PAN M 360 : À quoi peut-on s’attendre de votre spectacle au Cabaret Nuits d’Afrique?

EMDE : Premièrement, nous ne serons que trois sur scène puisque les restrictions sanitaires m’empêchent de jouer avec le groupe fou dont j’ai l’habitude d’être accompagné pendant un concert. Nous devons respecter la distanciation et nous jouons sur une petite scène, donc il faut s’adapter. Deuxièmement, le spectacle ne sera pas moins excitant, car je vais être accompagné de percussions comme des cymbales ou des caisses claires et de cordes comme le n’goni et la guitare acoustique.

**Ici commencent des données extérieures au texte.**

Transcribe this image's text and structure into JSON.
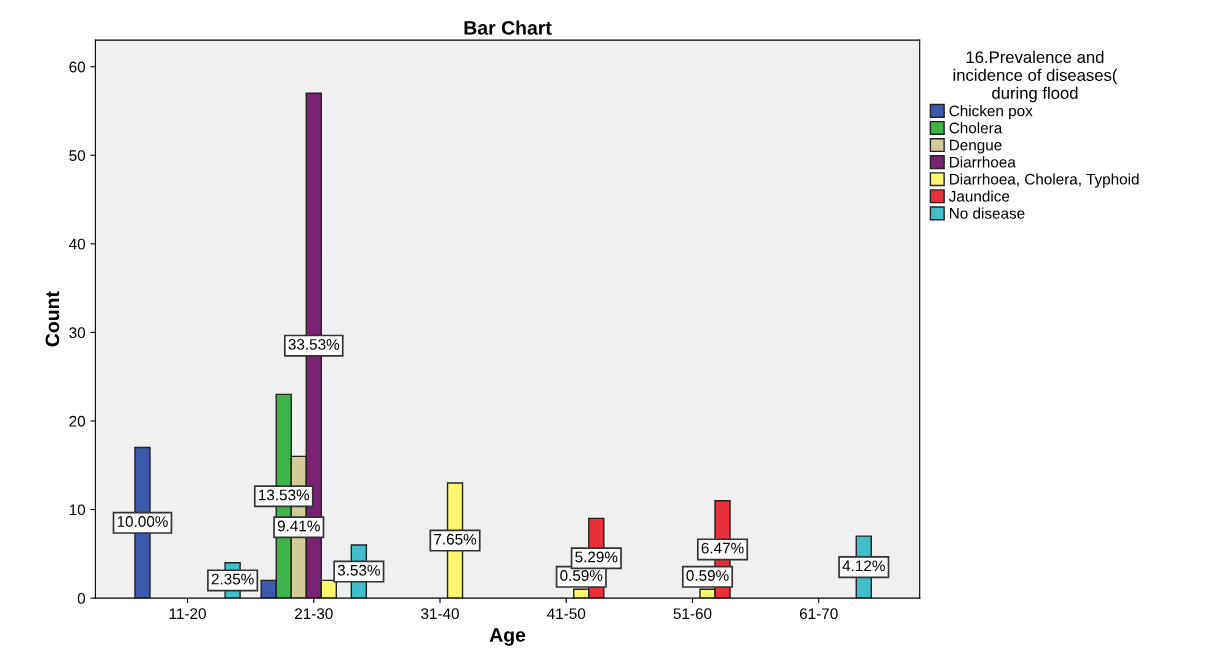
{
  "chart_data": {
    "type": "bar",
    "title": "Bar Chart",
    "xlabel": "Age",
    "ylabel": "Count",
    "legend_title": "16.Prevalence and\nincidence of diseases(\nduring flood",
    "categories": [
      "11-20",
      "21-30",
      "31-40",
      "41-50",
      "51-60",
      "61-70"
    ],
    "series": [
      {
        "name": "Chicken pox",
        "color": "#3e58ac",
        "values": [
          17,
          2,
          null,
          null,
          null,
          null
        ]
      },
      {
        "name": "Cholera",
        "color": "#3cb44a",
        "values": [
          null,
          23,
          null,
          null,
          null,
          null
        ]
      },
      {
        "name": "Dengue",
        "color": "#d4cc98",
        "values": [
          null,
          16,
          null,
          null,
          null,
          null
        ]
      },
      {
        "name": "Diarrhoea",
        "color": "#7b2272",
        "values": [
          null,
          57,
          null,
          null,
          null,
          null
        ]
      },
      {
        "name": "Diarrhoea, Cholera, Typhoid",
        "color": "#fbf870",
        "values": [
          null,
          2,
          13,
          1,
          1,
          null
        ]
      },
      {
        "name": "Jaundice",
        "color": "#e8303a",
        "values": [
          null,
          null,
          null,
          9,
          11,
          null
        ]
      },
      {
        "name": "No disease",
        "color": "#40bfc8",
        "values": [
          4,
          6,
          null,
          null,
          null,
          7
        ]
      }
    ],
    "annotations": [
      "10.00%",
      "2.35%",
      "13.53%",
      "9.41%",
      "33.53%",
      "3.53%",
      "7.65%",
      "0.59%",
      "5.29%",
      "0.59%",
      "6.47%",
      "4.12%"
    ],
    "ylim": [
      0,
      63
    ],
    "yticks": [
      0,
      10,
      20,
      30,
      40,
      50,
      60
    ],
    "grid": false,
    "legend": "right"
  }
}
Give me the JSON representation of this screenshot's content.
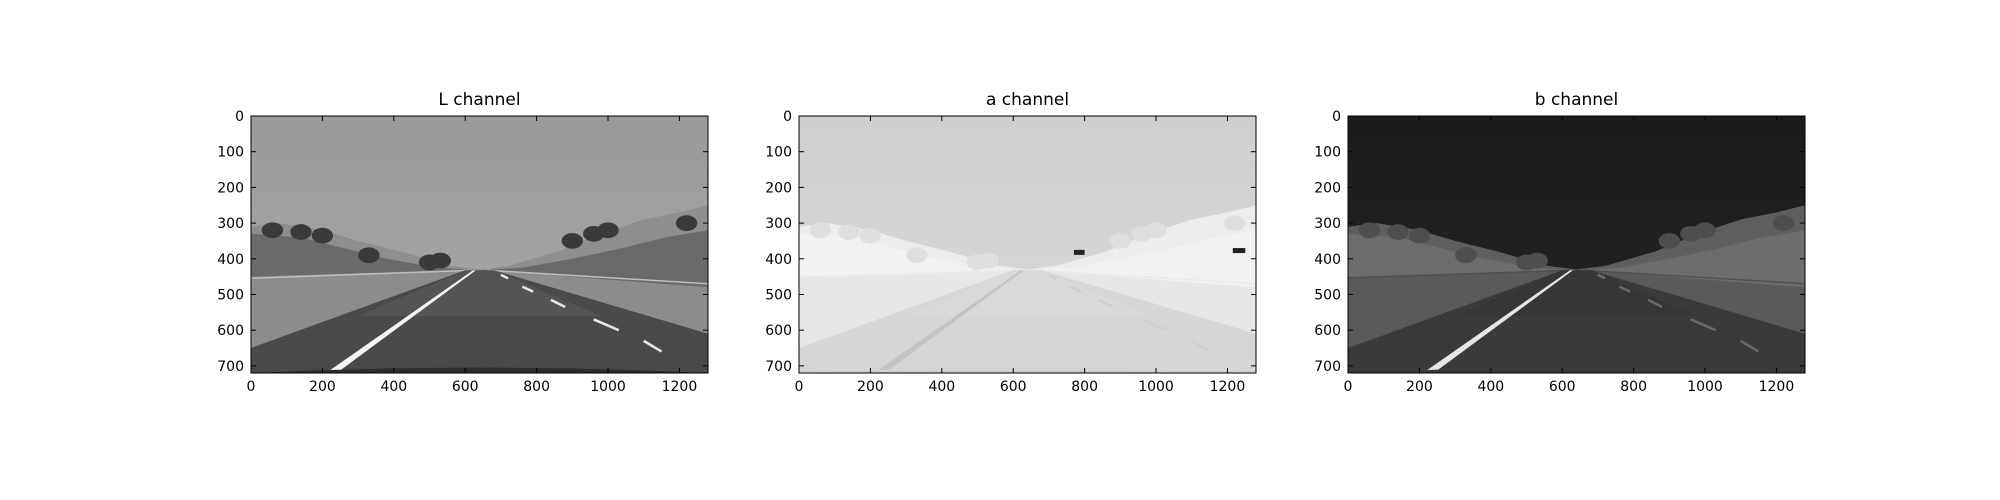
{
  "chart_data": [
    {
      "type": "heatmap",
      "title": "L channel",
      "xlabel": "",
      "ylabel": "",
      "xlim": [
        0,
        1280
      ],
      "ylim": [
        720,
        0
      ],
      "xticks": [
        0,
        200,
        400,
        600,
        800,
        1000,
        1200
      ],
      "yticks": [
        0,
        100,
        200,
        300,
        400,
        500,
        600,
        700
      ],
      "grid": false,
      "colormap": "gray",
      "content": "road-scene"
    },
    {
      "type": "heatmap",
      "title": "a channel",
      "xlabel": "",
      "ylabel": "",
      "xlim": [
        0,
        1280
      ],
      "ylim": [
        720,
        0
      ],
      "xticks": [
        0,
        200,
        400,
        600,
        800,
        1000,
        1200
      ],
      "yticks": [
        0,
        100,
        200,
        300,
        400,
        500,
        600,
        700
      ],
      "grid": false,
      "colormap": "gray",
      "content": "road-scene"
    },
    {
      "type": "heatmap",
      "title": "b channel",
      "xlabel": "",
      "ylabel": "",
      "xlim": [
        0,
        1280
      ],
      "ylim": [
        720,
        0
      ],
      "xticks": [
        0,
        200,
        400,
        600,
        800,
        1000,
        1200
      ],
      "yticks": [
        0,
        100,
        200,
        300,
        400,
        500,
        600,
        700
      ],
      "grid": false,
      "colormap": "gray",
      "content": "road-scene"
    }
  ]
}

PAN M 360 : Avez-vous d’autres projets?

EMDE : Oui, j’ai plusieurs projets! J’ai trois dates de concert pour cette année, mais pour le reste, nous avons tout reporté à 2022. Je devais aller jouer sur une grande scène en Gaspésie, mais j’ai tout de même la chance de faire quelques scènes avant la fin de l’année. L’année prochaine, je vais faire la tournée du CAM ainsi que de participer dans de nombreux festivals.